Morgan Stanley hält Bitcoin im Wert von 102 Mio. US-Dollar – begrenzter Effekt auf den BTC-Kurs
Der Kryptomarkt erlebt derzeit einen der kräftigsten Schübe in Richtung DeFi, getragen von frischer Liquidität. Ein zentrales Signal liefert der Stablecoin-Sektor: Die Marktkapitalisierung hat ein neues Allzeithoch von rund 320 Mrd. US-Dollar erreicht. Damit fließt spürbar mehr Kapital onchain, zugleich nimmt die Verzahnung zwischen L1-Ökosystemen zu, auch über Partnerschaften mit großen Banken.
Der Trend zeigt sich nicht nur im Onchain-Bereich, sondern zunehmend auch in klassischen Anlagevehikeln. TradFi-Akteure dringen über ETFs in den Kryptomarkt vor – im Fokus steht dabei der Bitcoin-ETF von Morgan Stanley (Ticker: MSBT).

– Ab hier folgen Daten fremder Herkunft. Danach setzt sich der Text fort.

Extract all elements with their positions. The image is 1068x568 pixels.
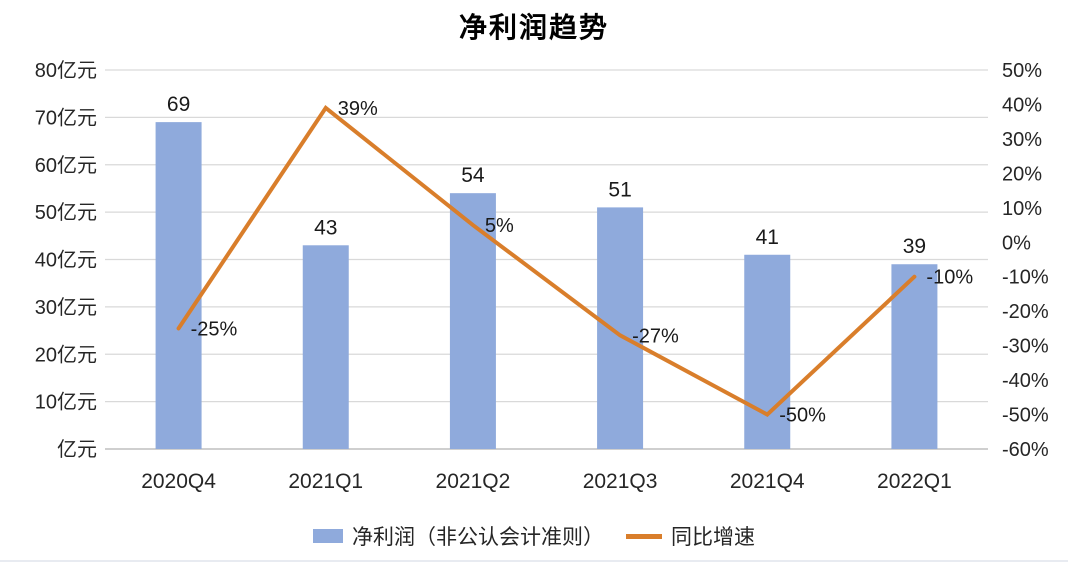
bottom-separator	[0, 560, 1068, 562]
y-axis-left-tick-label: 70亿元	[35, 106, 97, 129]
y-axis-right-tick-label: 40%	[1002, 94, 1042, 116]
bar-value-label: 69	[167, 93, 190, 116]
line-value-label: -27%	[632, 325, 679, 347]
x-axis-category-label: 2020Q4	[141, 470, 216, 493]
y-axis-right-tick-label: -20%	[1002, 301, 1049, 323]
y-axis-left-tick-label: 亿元	[57, 438, 97, 461]
chart-title: 净利润趋势	[458, 13, 609, 44]
chart-legend: 净利润（非公认会计准则） 同比增速	[0, 521, 1068, 551]
bar-net-profit	[891, 264, 938, 449]
y-axis-right-tick-label: 30%	[1002, 129, 1042, 151]
bar-net-profit	[302, 245, 349, 449]
y-axis-right-tick-label: -10%	[1002, 267, 1049, 289]
y-axis-left-tick-label: 60亿元	[35, 154, 97, 177]
line-value-label: -10%	[926, 267, 973, 289]
bar-value-label: 41	[756, 226, 779, 249]
x-axis-category-label: 2021Q3	[583, 470, 658, 493]
line-value-label: -25%	[191, 318, 238, 340]
y-axis-right-tick-label: -60%	[1002, 439, 1049, 461]
y-axis-left-tick-label: 80亿元	[35, 59, 97, 82]
y-axis-right-tick-label: 20%	[1002, 163, 1042, 185]
bar-value-label: 51	[608, 178, 631, 201]
line-value-label: -50%	[779, 405, 826, 427]
y-axis-right-tick-label: 50%	[1002, 60, 1042, 82]
legend-bar-swatch-icon	[313, 529, 343, 543]
bar-value-label: 43	[314, 216, 337, 239]
x-axis-category-label: 2021Q1	[288, 470, 363, 493]
line-value-label: 39%	[338, 98, 378, 120]
y-axis-right-tick-label: 10%	[1002, 198, 1042, 220]
y-axis-left-tick-label: 40亿元	[35, 249, 97, 272]
x-axis-category-label: 2022Q1	[877, 470, 952, 493]
y-axis-right-tick-label: -50%	[1002, 405, 1049, 427]
y-axis-right-tick-label: -30%	[1002, 336, 1049, 358]
legend-line-swatch-icon	[626, 533, 662, 539]
line-value-label: 5%	[485, 215, 514, 237]
bar-value-label: 39	[903, 235, 926, 258]
x-axis-category-label: 2021Q2	[436, 470, 511, 493]
y-axis-right-tick-label: 0%	[1002, 232, 1031, 254]
y-axis-left-tick-label: 20亿元	[35, 343, 97, 366]
y-axis-left-tick-label: 50亿元	[35, 201, 97, 224]
growth-line	[176, 104, 917, 417]
legend-bar-label: 净利润（非公认会计准则）	[352, 526, 604, 549]
y-axis-left-tick-label: 30亿元	[35, 296, 97, 319]
y-axis-right-tick-label: -40%	[1002, 370, 1049, 392]
bar-net-profit	[155, 122, 202, 450]
legend-line-label: 同比增速	[671, 526, 755, 549]
y-axis-left-tick-label: 10亿元	[35, 391, 97, 414]
x-axis-category-label: 2021Q4	[730, 470, 805, 493]
bar-value-label: 54	[461, 164, 485, 187]
bar-net-profit	[597, 207, 644, 449]
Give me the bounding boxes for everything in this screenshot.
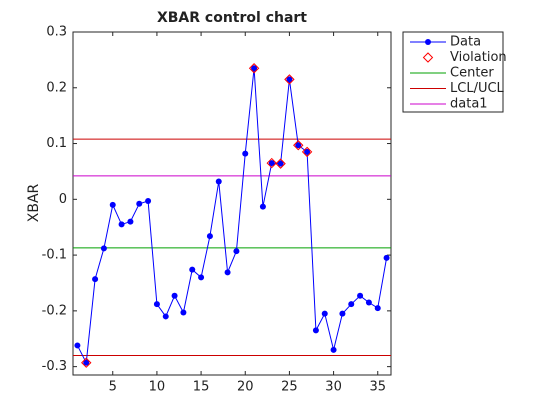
legend-symbol	[422, 52, 434, 63]
data-point	[215, 178, 222, 185]
data-point	[365, 299, 372, 306]
legend-label: data1	[450, 97, 488, 112]
data-point	[198, 274, 205, 281]
y-tick-label: 0.2	[46, 80, 67, 95]
x-tick-label: 10	[149, 380, 166, 395]
data-point	[145, 197, 152, 204]
y-tick-label: 0.3	[46, 25, 67, 40]
data-point	[321, 310, 328, 317]
legend-label: Center	[450, 66, 494, 81]
legend-label: LCL/UCL	[450, 81, 505, 96]
y-tick-label: -0.3	[42, 359, 67, 374]
data-point	[330, 346, 337, 353]
data-point	[251, 65, 258, 72]
data-point	[295, 142, 302, 149]
data-point	[74, 342, 81, 349]
data-point	[100, 245, 107, 252]
violation-marker	[293, 140, 304, 151]
y-tick-label: -0.2	[42, 303, 67, 318]
chart-title: XBAR control chart	[157, 10, 307, 26]
data-point	[357, 292, 364, 299]
violation-marker	[301, 146, 313, 158]
data-point	[286, 76, 293, 83]
legend-label: Data	[450, 35, 481, 50]
y-axis-label: XBAR	[26, 183, 42, 222]
data-point	[224, 269, 231, 276]
data-point	[206, 233, 213, 240]
data-point	[277, 160, 284, 167]
data-point	[127, 218, 134, 225]
data-point	[109, 201, 116, 208]
y-tick-label: -0.1	[42, 248, 67, 263]
data-point	[259, 203, 266, 210]
x-tick-label: 35	[369, 380, 386, 395]
data-point	[339, 310, 346, 317]
x-tick-label: 25	[281, 380, 298, 395]
data-point	[189, 266, 196, 273]
y-tick-label: 0.1	[46, 136, 67, 151]
data-point	[92, 276, 99, 283]
data-point	[118, 221, 125, 228]
data-point	[233, 248, 240, 255]
x-tick-label: 15	[193, 380, 210, 395]
data-point	[153, 301, 160, 308]
x-tick-label: 30	[325, 380, 342, 395]
data-point	[83, 359, 90, 366]
x-tick-label: 5	[109, 380, 117, 395]
data-point	[348, 301, 355, 308]
data-point	[268, 160, 275, 167]
legend-label: Violation	[450, 50, 507, 65]
data-point	[242, 150, 249, 157]
legend-box	[402, 31, 504, 113]
violation-marker	[284, 74, 295, 85]
violation-marker	[248, 63, 260, 74]
data-point	[180, 309, 187, 316]
plot-frame	[72, 31, 392, 376]
data-point	[136, 200, 143, 207]
data-point	[171, 292, 178, 299]
legend-symbol	[425, 39, 431, 45]
data-point	[304, 148, 311, 155]
x-tick-label: 20	[237, 380, 254, 395]
violation-marker	[81, 357, 92, 368]
data-point	[383, 254, 390, 261]
data-point	[312, 327, 319, 334]
data-point	[162, 313, 169, 320]
violation-marker	[275, 158, 286, 169]
y-tick-label: 0	[59, 192, 67, 207]
violation-marker	[266, 157, 277, 169]
data-point	[374, 305, 381, 312]
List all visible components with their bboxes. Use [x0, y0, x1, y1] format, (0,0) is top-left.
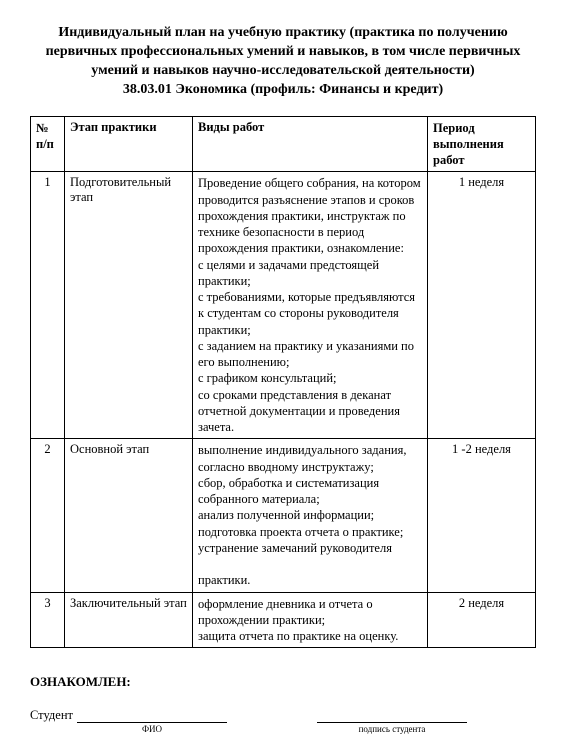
cell-num: 3	[31, 592, 65, 648]
col-header-stage: Этап практики	[65, 116, 193, 172]
table-header-row: № п/п Этап практики Виды работ Период вы…	[31, 116, 536, 172]
signature-caption: подпись студента	[317, 724, 467, 734]
fio-caption: ФИО	[77, 724, 227, 734]
table-row: 2 Основной этап выполнение индивидуально…	[31, 439, 536, 592]
student-label: Студент	[30, 708, 77, 723]
title-line-1: Индивидуальный план на учебную практику …	[58, 25, 507, 40]
col-header-period: Период выполнения работ	[428, 116, 536, 172]
cell-work: Проведение общего собрания, на котором п…	[193, 172, 428, 439]
table-row: 1 Подготовительный этап Проведение общег…	[31, 172, 536, 439]
cell-period: 1 -2 неделя	[428, 439, 536, 592]
title-line-3: умений и навыков научно-исследовательско…	[91, 63, 474, 78]
col-header-num: № п/п	[31, 116, 65, 172]
cell-stage: Основной этап	[65, 439, 193, 592]
cell-num: 1	[31, 172, 65, 439]
title-line-4: 38.03.01 Экономика (профиль: Финансы и к…	[123, 82, 443, 97]
cell-num: 2	[31, 439, 65, 592]
plan-table: № п/п Этап практики Виды работ Период вы…	[30, 116, 536, 649]
footer-block: ОЗНАКОМЛЕН: Студент ФИО подпись студента	[30, 674, 536, 723]
cell-stage: Подготовительный этап	[65, 172, 193, 439]
cell-period: 1 неделя	[428, 172, 536, 439]
document-page: Индивидуальный план на учебную практику …	[0, 0, 566, 743]
cell-stage: Заключительный этап	[65, 592, 193, 648]
signature-line: подпись студента	[317, 709, 467, 723]
cell-period: 2 неделя	[428, 592, 536, 648]
col-header-work: Виды работ	[193, 116, 428, 172]
table-row: 3 Заключительный этап оформление дневник…	[31, 592, 536, 648]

Morgan Stanley hat zuletzt 177,76 BTC im Gegenwert von etwa 13,75 Mio. US-Dollar gekauft. Damit belaufen sich die Bestände nach Arkham-Daten zum Zeitpunkt der Veröffentlichung über drei erfasste Adressen auf rund 102,02 Mio. US-Dollar. Als einer der großen TradFi-Player unterstreichen solche Zuflüsse, dass die Annäherung an DeFi nicht bei Onchain-Aktivitäten endet, sondern institutionelle Produkte einschließt. Das dürfte auch für andere Häuser als Blaupause dienen – genannt wird etwa Charles Schwab mit rund 11 Bio. US-Dollar verwaltetem Vermögen.
Entscheidend bleibt die Kursfrage: Bitcoin befindet sich an einem technischen Wendepunkt, an dem Bullen und Bären um die Kontrolle ringen. Der jüngste Kauf über 13,75 Mio. US-Dollar wirkt zwar stützend und signalisiert Nachfrage, während erste Indikatoren eher auf eine Eintrübung hindeuten.
Die deutlich bearisheren Hinweise kommen jedoch aus Onchain-Daten. Laut CryptoQuant haben Langfristhalter in den vergangenen drei Monaten zwar insgesamt mehr als +3,06 Mio. BTC akkumuliert. Gleichzeitig werden nun vermehrt ältere Coins mit Verlust verkauft. Von Kapitulation ist noch nicht zu sprechen, aber die Dynamik der Akkumulation lässt nach.
Bitcoin-ETFs können in diesem Umfeld als starker Katalysator wirken, weil sie Angebotsdruck absorbieren. Im Größenvergleich fällt der MSBT-Zufluss aber gering aus: Rund 17 Mio. US-Dollar wirken überschaubar gegenüber Akteuren wie BlackRock, die täglich Nettomittelzuflüsse von über 200 Mio. US-Dollar verzeichnen – knapp das 12-Fache.
Fazit: Die ETF-Zuflüsse von MSBT und die breitere TradFi-Adoption stützen die fundamentale Nachfrage nach Bitcoin. Gleichzeitig schwächere Onchain-Signale halten die Kursentwicklung unsicher. Trotz ETF-getriebener Nachfrage bleibt BTC vor allem von größeren Marktflüssen und den dominierenden ETF-Strömen abhängig, wodurch der direkte Einfluss von MSBT auf das Momentum bislang begrenzt ist.